Pointing out that food waste can be categorised as ‘avoidable’ and ‘unavoidable’, he said the former includes uneaten foodstuff while the latter comprises fruit peel, bones and other kitchen scraps that cannot be consumed.
The unavoidable waste can be turned into compost which can be used as fertiliser for the garden.
Mohd Zahir said SWCorp is collaborating with non-governmental organisations (NGOs) and waste management concessionaire Alam Flora Sdn Bhd to compost food waste into fertiliser using its anaerobic digestion plant located at its innovative recycling facility in Precinct 5, Putrajaya.
“The anaerobic digestor can fit up to 50 kilogrammes of food waste and we are encouraging residents from surrounding areas to make use of this facility,” he said.
Meanwhile, to cut food waste Yayasan Food Bank Malaysia chief executive officer Ab Wahab Long said it is working together with several other NGOs and supermarkets to collect surplus unsold food and channel it to needy people residing in People’s Housing Project (PPR) flats and welfare homes, as well as the homeless community.
They are able to collect more than 1,000 kilogrammes of food a day from hotels, supermarkets, wholesale markets and food manufacturing factories located in the Klang Valley, he said.
“Wholesale markets, for example, tend to dispose of lots of unsold vegetables, fruits and raw food that are still in good condition.
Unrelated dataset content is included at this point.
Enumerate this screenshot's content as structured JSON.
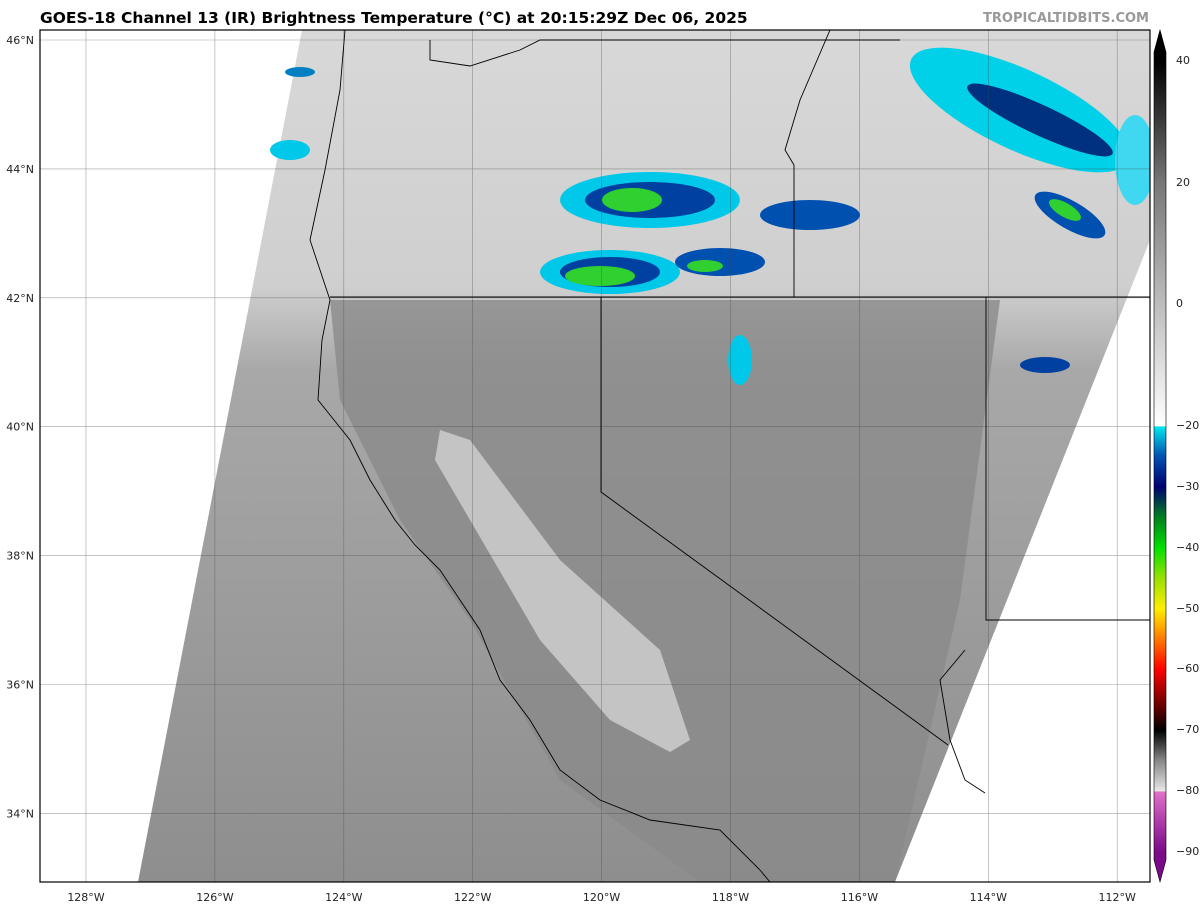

We go to such places to ‘save’ the foodstuff from the landfill,” he said, adding that during the MCO period they also collected dry foodstuff and other edible items nearing their expiry dates for distribution to university students who were stranded on their campus.
Their noble efforts are also good for the environment as less solid waste at disposal sites means lower emissions of greenhouse gases.
Ab Wahab said his organisation, which was established in January 2019, has proposed to the government that a National Foodbank Month be introduced to create more awareness among the people on the ills of food wastage.
He said to date, Yayasan Food Bank Malaysia has distributed surplus unsold food to 622,726 households and 77,251 students from 195 universities.